La rueda de prensa comenzaba con el usual discurso de Pedro Sánchez, en el que esta vez quiso mandar un mensaje a la Unión Europea. Le exigió a la organización pruebas de su implicación y compromiso con todos los países que la forman, y lo hizo con una frase tan clara como esta: “La Unión Europea debe de estar a la altura de la situación y no defraudar a los ciudadanos”.
Después llegó el turno de las preguntas de los medios, la Cadena Ser le preguntó por la necesidad de nuevas medidas de contención y el presidente fue claro. Afirmó que se debía de elegir entre cerrar todas las actividades económicas que no fuesen totalmente necesarias o habilitar espacios para que se siguiesen desarrollando estos negocios de la manera más segura posible, y confirmó que el gobierno se había decantado por esta segunda opción.
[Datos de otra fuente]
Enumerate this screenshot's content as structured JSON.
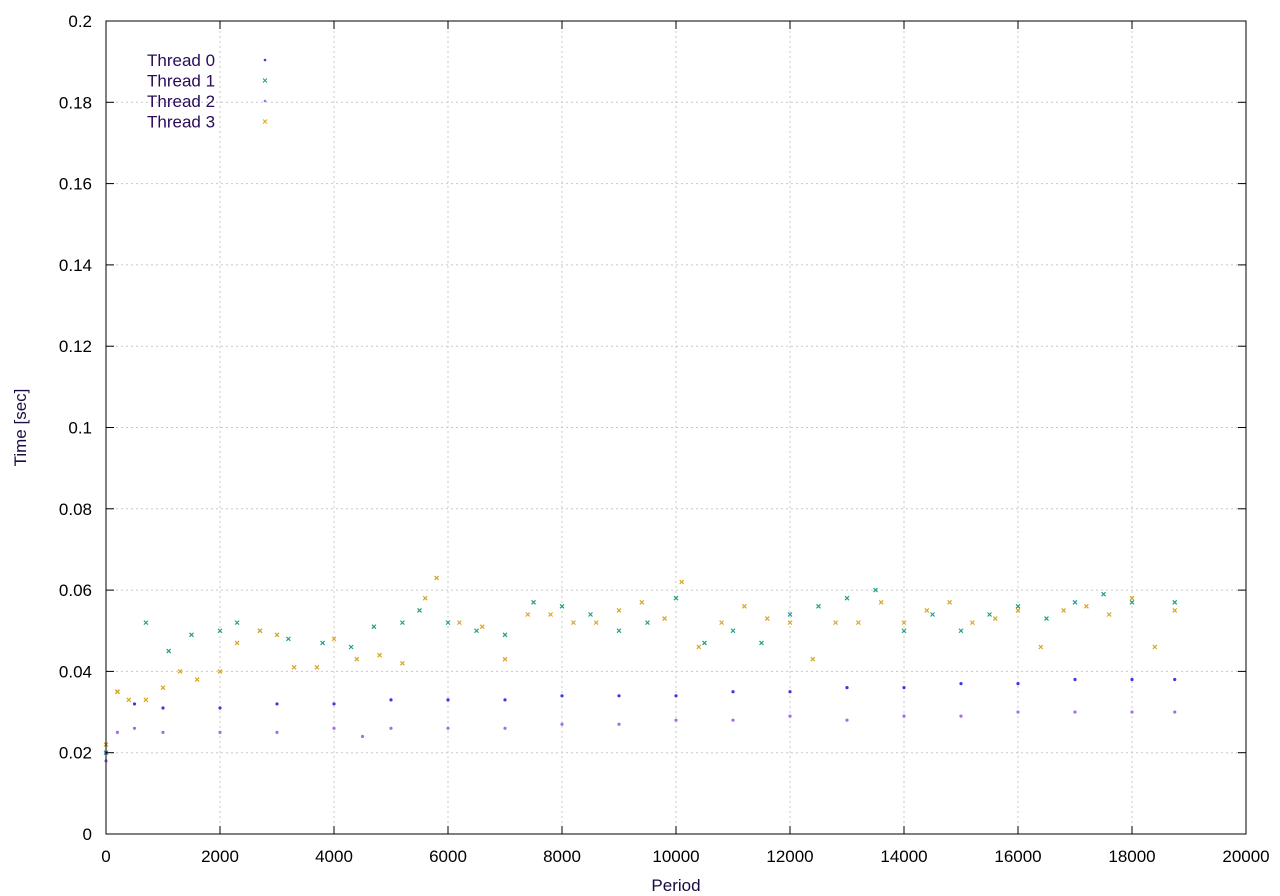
{
  "chart_data": {
    "type": "scatter",
    "title": "",
    "xlabel": "Period",
    "ylabel": "Time [sec]",
    "xlim": [
      0,
      20000
    ],
    "ylim": [
      0,
      0.2
    ],
    "x_ticks": [
      0,
      2000,
      4000,
      6000,
      8000,
      10000,
      12000,
      14000,
      16000,
      18000,
      20000
    ],
    "y_ticks": [
      0,
      0.02,
      0.04,
      0.06,
      0.08,
      0.1,
      0.12,
      0.14,
      0.16,
      0.18,
      0.2
    ],
    "x_tick_labels": [
      "0",
      "2000",
      "4000",
      "6000",
      "8000",
      "10000",
      "12000",
      "14000",
      "16000",
      "18000",
      "20000"
    ],
    "y_tick_labels": [
      "0",
      "0.02",
      "0.04",
      "0.06",
      "0.08",
      "0.1",
      "0.12",
      "0.14",
      "0.16",
      "0.18",
      "0.2"
    ],
    "grid": true,
    "legend_position": "top-left",
    "series": [
      {
        "name": "Thread 0",
        "color": "#3a3adf",
        "marker": "dot",
        "x": [
          0,
          500,
          1000,
          2000,
          3000,
          4000,
          5000,
          6000,
          7000,
          8000,
          9000,
          10000,
          11000,
          12000,
          13000,
          14000,
          15000,
          16000,
          17000,
          18000,
          18750
        ],
        "y": [
          0.02,
          0.032,
          0.031,
          0.031,
          0.032,
          0.032,
          0.033,
          0.033,
          0.033,
          0.034,
          0.034,
          0.034,
          0.035,
          0.035,
          0.036,
          0.036,
          0.037,
          0.037,
          0.038,
          0.038,
          0.038
        ]
      },
      {
        "name": "Thread 1",
        "color": "#1f9e89",
        "marker": "x",
        "x": [
          0,
          200,
          700,
          1100,
          1500,
          2000,
          2300,
          2700,
          3200,
          3800,
          4300,
          4700,
          5200,
          5500,
          6000,
          6500,
          7000,
          7500,
          8000,
          8500,
          9000,
          9500,
          10000,
          10500,
          11000,
          11500,
          12000,
          12500,
          13000,
          13500,
          14000,
          14500,
          15000,
          15500,
          16000,
          16500,
          17000,
          17500,
          18000,
          18750
        ],
        "y": [
          0.02,
          0.035,
          0.052,
          0.045,
          0.049,
          0.05,
          0.052,
          0.05,
          0.048,
          0.047,
          0.046,
          0.051,
          0.052,
          0.055,
          0.052,
          0.05,
          0.049,
          0.057,
          0.056,
          0.054,
          0.05,
          0.052,
          0.058,
          0.047,
          0.05,
          0.047,
          0.054,
          0.056,
          0.058,
          0.06,
          0.05,
          0.054,
          0.05,
          0.054,
          0.056,
          0.053,
          0.057,
          0.059,
          0.057,
          0.057
        ]
      },
      {
        "name": "Thread 2",
        "color": "#a46bf0",
        "marker": "dot",
        "x": [
          0,
          200,
          500,
          1000,
          2000,
          3000,
          4000,
          4500,
          5000,
          6000,
          7000,
          8000,
          9000,
          10000,
          11000,
          12000,
          13000,
          14000,
          15000,
          16000,
          17000,
          18000,
          18750
        ],
        "y": [
          0.018,
          0.025,
          0.026,
          0.025,
          0.025,
          0.025,
          0.026,
          0.024,
          0.026,
          0.026,
          0.026,
          0.027,
          0.027,
          0.028,
          0.028,
          0.029,
          0.028,
          0.029,
          0.029,
          0.03,
          0.03,
          0.03,
          0.03
        ]
      },
      {
        "name": "Thread 3",
        "color": "#d9a520",
        "marker": "x",
        "x": [
          0,
          200,
          400,
          700,
          1000,
          1300,
          1600,
          2000,
          2300,
          2700,
          3000,
          3300,
          3700,
          4000,
          4400,
          4800,
          5200,
          5600,
          5800,
          6200,
          6600,
          7000,
          7400,
          7800,
          8200,
          8600,
          9000,
          9400,
          9800,
          10100,
          10400,
          10800,
          11200,
          11600,
          12000,
          12400,
          12800,
          13200,
          13600,
          14000,
          14400,
          14800,
          15200,
          15600,
          16000,
          16400,
          16800,
          17200,
          17600,
          18000,
          18400,
          18750
        ],
        "y": [
          0.022,
          0.035,
          0.033,
          0.033,
          0.036,
          0.04,
          0.038,
          0.04,
          0.047,
          0.05,
          0.049,
          0.041,
          0.041,
          0.048,
          0.043,
          0.044,
          0.042,
          0.058,
          0.063,
          0.052,
          0.051,
          0.043,
          0.054,
          0.054,
          0.052,
          0.052,
          0.055,
          0.057,
          0.053,
          0.062,
          0.046,
          0.052,
          0.056,
          0.053,
          0.052,
          0.043,
          0.052,
          0.052,
          0.057,
          0.052,
          0.055,
          0.057,
          0.052,
          0.053,
          0.055,
          0.046,
          0.055,
          0.056,
          0.054,
          0.058,
          0.046,
          0.055
        ]
      }
    ]
  }
}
Además, anunció una nueva medida, anticipar las jornadas festivas de semana santa para que en lugar de cerrar la actividad económica los trabajadores puedan beneficiarse de un permiso retribuido recuperable, lo que significaría que cobrarían las horas que van a tener que trabajar más adelante. Aclaró que esto se hacía en ese momento y no antes porque la llegada de la Semana Santa ayudará a frenar la actividad de manera progresiva.
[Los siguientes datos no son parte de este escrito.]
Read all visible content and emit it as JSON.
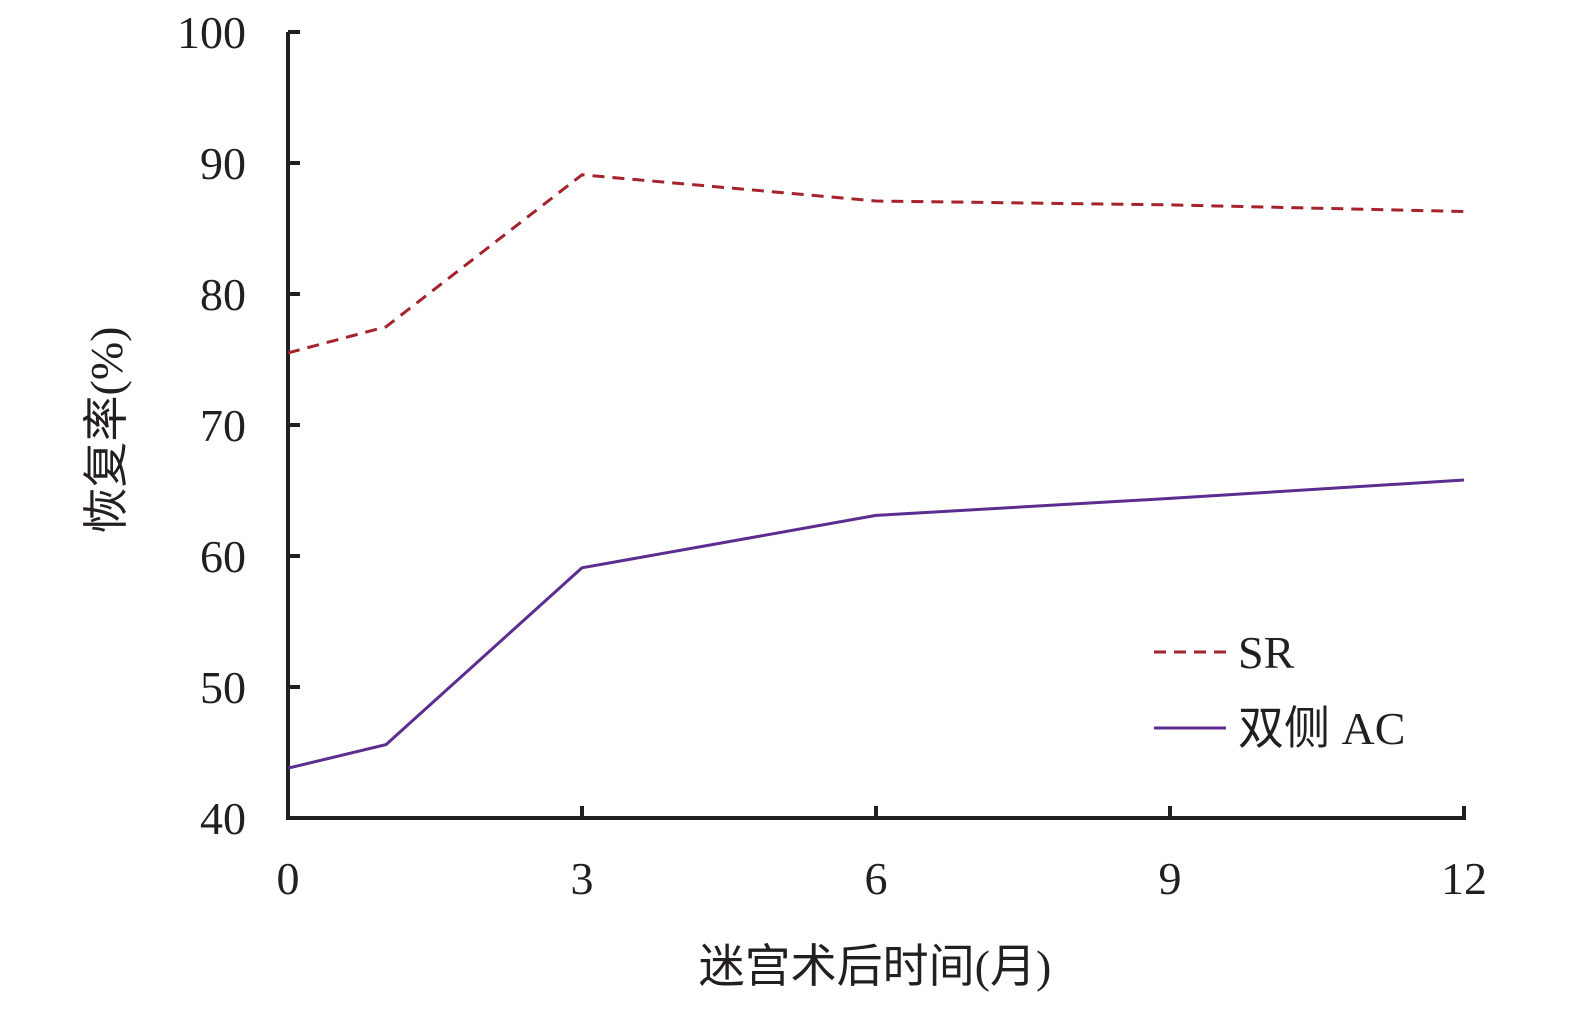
{
  "chart_data": {
    "type": "line",
    "title": "",
    "xlabel": "迷宫术后时间(月)",
    "ylabel": "恢复率(%)",
    "xlim": [
      0,
      12
    ],
    "ylim": [
      40,
      100
    ],
    "x_ticks": [
      0,
      3,
      6,
      9,
      12
    ],
    "y_ticks": [
      40,
      50,
      60,
      70,
      80,
      90,
      100
    ],
    "x": [
      0,
      1,
      3,
      6,
      9,
      12
    ],
    "series": [
      {
        "name": "SR",
        "values": [
          75.5,
          77.5,
          89.1,
          87.1,
          86.8,
          86.3
        ],
        "color": "#a4232c",
        "dash": "dashed"
      },
      {
        "name": "双侧 AC",
        "values": [
          43.8,
          45.6,
          59.1,
          63.1,
          64.4,
          65.8
        ],
        "color": "#5b2d8e",
        "dash": "solid"
      }
    ],
    "grid": false,
    "legend_position": "bottom-right",
    "axis_color": "#231f20"
  }
}
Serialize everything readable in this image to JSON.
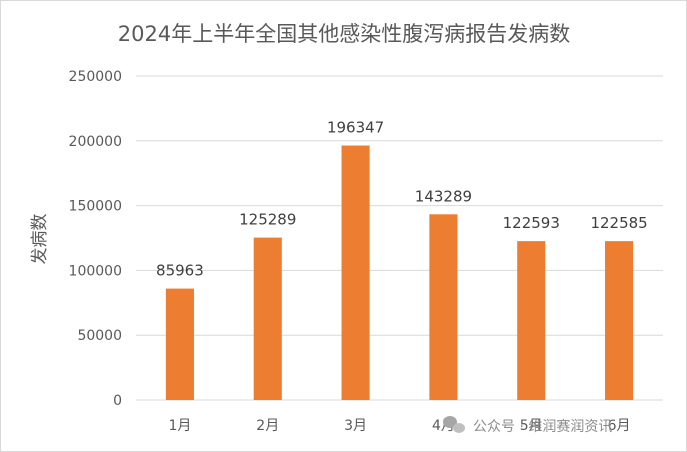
{
  "chart_data": {
    "type": "bar",
    "title": "2024年上半年全国其他感染性腹泻病报告发病数",
    "xlabel": "",
    "ylabel": "发病数",
    "categories": [
      "1月",
      "2月",
      "3月",
      "4月",
      "5月",
      "6月"
    ],
    "values": [
      85963,
      125289,
      196347,
      143289,
      122593,
      122585
    ],
    "ylim": [
      0,
      250000
    ],
    "yticks": [
      "0",
      "50000",
      "100000",
      "150000",
      "200000",
      "250000"
    ],
    "bar_color": "#ED7D31",
    "grid": true,
    "legend": "none"
  },
  "watermark": {
    "icon": "wechat-icon",
    "text": "公众号 · 维润赛润资讯"
  }
}
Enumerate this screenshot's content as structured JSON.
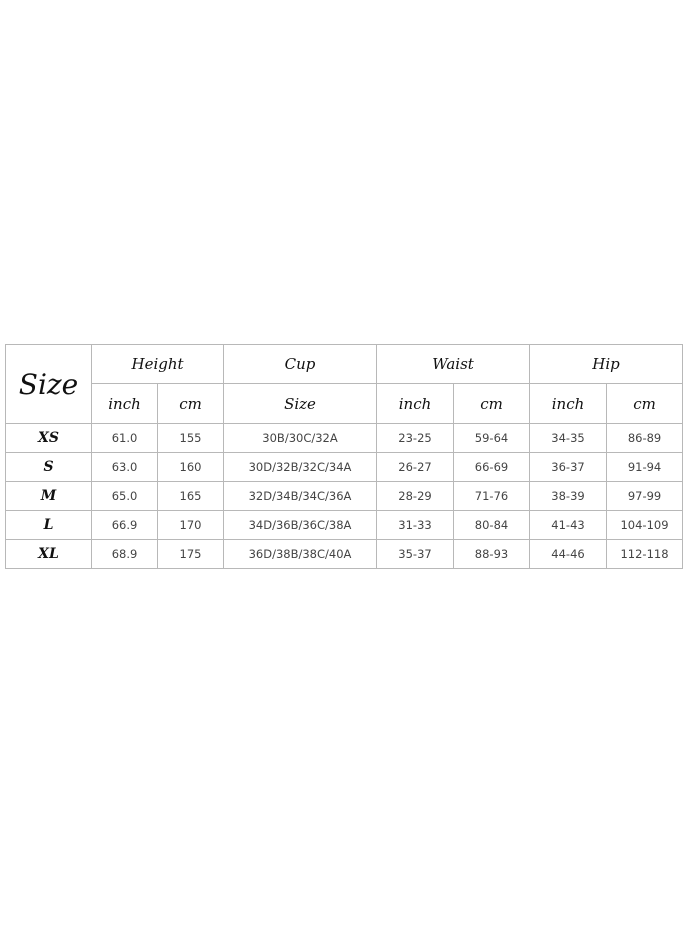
{
  "headers": {
    "size": "Size",
    "height": "Height",
    "cup": "Cup",
    "waist": "Waist",
    "hip": "Hip",
    "inch": "inch",
    "cm": "cm",
    "cup_size": "Size"
  },
  "rows": [
    {
      "size": "XS",
      "height_inch": "61.0",
      "height_cm": "155",
      "cup": "30B/30C/32A",
      "waist_inch": "23-25",
      "waist_cm": "59-64",
      "hip_inch": "34-35",
      "hip_cm": "86-89"
    },
    {
      "size": "S",
      "height_inch": "63.0",
      "height_cm": "160",
      "cup": "30D/32B/32C/34A",
      "waist_inch": "26-27",
      "waist_cm": "66-69",
      "hip_inch": "36-37",
      "hip_cm": "91-94"
    },
    {
      "size": "M",
      "height_inch": "65.0",
      "height_cm": "165",
      "cup": "32D/34B/34C/36A",
      "waist_inch": "28-29",
      "waist_cm": "71-76",
      "hip_inch": "38-39",
      "hip_cm": "97-99"
    },
    {
      "size": "L",
      "height_inch": "66.9",
      "height_cm": "170",
      "cup": "34D/36B/36C/38A",
      "waist_inch": "31-33",
      "waist_cm": "80-84",
      "hip_inch": "41-43",
      "hip_cm": "104-109"
    },
    {
      "size": "XL",
      "height_inch": "68.9",
      "height_cm": "175",
      "cup": "36D/38B/38C/40A",
      "waist_inch": "35-37",
      "waist_cm": "88-93",
      "hip_inch": "44-46",
      "hip_cm": "112-118"
    }
  ]
}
También le preguntó la Cope por estas medidas, refiriéndose a si se iban a endurecer. Pedro Sánchez aseguró que ya eran lo bastante estrictas, y también declaró la esperanza del gobierno en que las dos semanas que quedan de la prórroga del Estado de alarma para luchar contra la pandemia permitan reducir de manera mucho mas acusada el número de infectados.
La rueda de prensa se cerró con una pregunta de El Independiente sobre el tema estrella, los test comprados a china. La realidad es que el presidente intentó rodear a la pregunta arrojando datos como que en España se producen entre 15.000 y 20.000 test al día o que se han destinado mas de 628 millones de euros del dinero de los recursos públicos de los ciudadanos. Pero no pudo esquivar más el tema y acabo defendiéndose con la siguiente frase: «Fíjese si somos garantistas que cuando compramos las cosas el Instituto Carlos III garantiza que esos test cumplen con la normativa de su eficacia. En este caso se han devuelto al proveedor y se va a suministrar otro tipo de test con las suficientes garantías como para poder ser realizado».
Así termino la rueda de prensa, minutos antes de que llegasen las ocho de la tarde, la hora de reconocer el mérito a quién lo merece y de rendirse ante quienes están consiguiendo plantarle cara al virus que nos ataca. El presidente del gobierno habla de los sanitarios, pero la realidad es que ni Pedro Sánchez ni ningun otro político debería de tener la poca vergüenza de incluirles en sus discursos para lograr el aplauso fácil, porque esos aplausos valen oro y solo se los merezcen las personas que se están jugando la salud por el resto.